Page 586 - IOM Law Society Rules Book
P. 586
Non corporate vehicles (trusts)
Although already touched upon under Non financial professions in money laundering
(solicitors, notaries and accountants), it is worth identifying trusts as a specific
category as their particular characteristics lend themselves to money laundering and
terrorist financing. In essence, they represent one more mechanism for hiding the
true beneficiary or owner of assets or property derived from or associated with
criminal activity.
The trust as a concept originally developed in Europe as a lawful and legitimate
means of protecting property or assets so that they could be used for the benefit of
certain individuals or purposes. It has become a very flexible legal instrument that is
now often used to consolidate or administer inheritances, assist in the financial
management of companies, establish mutual investment funds, manage charitable
works, sponsor cultural events or institutions. In some cases, it is used to protect
assets from legitimate creditors although legal developments in recent years have
reduced the potential for this.
A trust can be defined generally as a legal relationship that is set up – either inter
vivos or on death – by a person (the settlor) when the assets have been placed under
the control of another person (the trustee) for the benefit of one or more persons (the
beneficiary) or for a specified purpose. There are several characteristics of a trust
that set it apart from other legal relationships:
• The trustee becomes the legal owner of the trust property;
• The assets held in trust are separate and do not constitute part of the trustee’s
own estate;
• The trustee has the authority and the obligation to manage, employ or dispose
of the assets held in trust in accordance with the terms of the trust and any
special duties imposed by law; and
• The beneficiary has equitable property rights with regard to the trust property
(depending on the jurisdiction and the nature of the trust).

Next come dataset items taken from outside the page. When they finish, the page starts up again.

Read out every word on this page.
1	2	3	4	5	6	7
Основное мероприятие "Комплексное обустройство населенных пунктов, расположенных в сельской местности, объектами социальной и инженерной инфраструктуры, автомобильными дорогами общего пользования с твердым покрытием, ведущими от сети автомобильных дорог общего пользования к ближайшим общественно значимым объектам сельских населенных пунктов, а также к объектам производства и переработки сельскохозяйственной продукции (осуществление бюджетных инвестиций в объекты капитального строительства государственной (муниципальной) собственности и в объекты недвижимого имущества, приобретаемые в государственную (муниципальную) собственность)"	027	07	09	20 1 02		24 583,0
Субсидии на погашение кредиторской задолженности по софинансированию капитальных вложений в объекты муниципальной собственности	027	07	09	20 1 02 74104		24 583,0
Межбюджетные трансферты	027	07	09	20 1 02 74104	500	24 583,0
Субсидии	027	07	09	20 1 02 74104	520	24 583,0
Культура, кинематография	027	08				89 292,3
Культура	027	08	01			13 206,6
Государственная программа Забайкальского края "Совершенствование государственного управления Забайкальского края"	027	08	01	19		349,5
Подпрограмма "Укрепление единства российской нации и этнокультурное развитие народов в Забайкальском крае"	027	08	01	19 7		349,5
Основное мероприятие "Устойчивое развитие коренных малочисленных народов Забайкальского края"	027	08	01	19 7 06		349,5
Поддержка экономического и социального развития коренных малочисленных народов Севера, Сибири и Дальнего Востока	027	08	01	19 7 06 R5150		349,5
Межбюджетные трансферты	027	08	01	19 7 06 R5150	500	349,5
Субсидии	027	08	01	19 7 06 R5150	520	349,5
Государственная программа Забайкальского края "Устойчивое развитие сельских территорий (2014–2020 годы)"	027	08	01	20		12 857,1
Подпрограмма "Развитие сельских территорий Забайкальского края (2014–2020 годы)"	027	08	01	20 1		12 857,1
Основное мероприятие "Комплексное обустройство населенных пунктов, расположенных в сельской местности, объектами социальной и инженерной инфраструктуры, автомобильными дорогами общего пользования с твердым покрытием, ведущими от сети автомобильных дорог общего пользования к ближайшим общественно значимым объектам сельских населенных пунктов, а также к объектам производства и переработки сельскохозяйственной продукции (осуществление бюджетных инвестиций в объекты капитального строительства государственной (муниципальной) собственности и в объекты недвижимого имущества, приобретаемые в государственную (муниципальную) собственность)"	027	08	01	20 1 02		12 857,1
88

Sometimes a trust may involve a fourth person (the trust protector), who is appointed
by the settlor to ensure that the trustee manages or disposes of the assets held in trust
according to the settlor’s intentions. In theory then, there are three elements which
must be present in order to have a valid trust.
(1) It must be possible to identify clearly the subject (the assets or property) of the
trust;
(2) It must be clearly stated by the settlor that his or her intention is to place these
assets or property in trust and not simply to give them as a gift. A trust deed
is usually prepared for this purpose; and
(3) It must be possible to identify who the intended beneficiaries are. The
beneficiaries will usually be indicated in the trust deed; however, in certain
instances they may only be indicated as a general category and not by name.
There is often then a letter of wishes prepared by the settlor setting out his
wishes as to who is to benefit from the trust and under what conditions.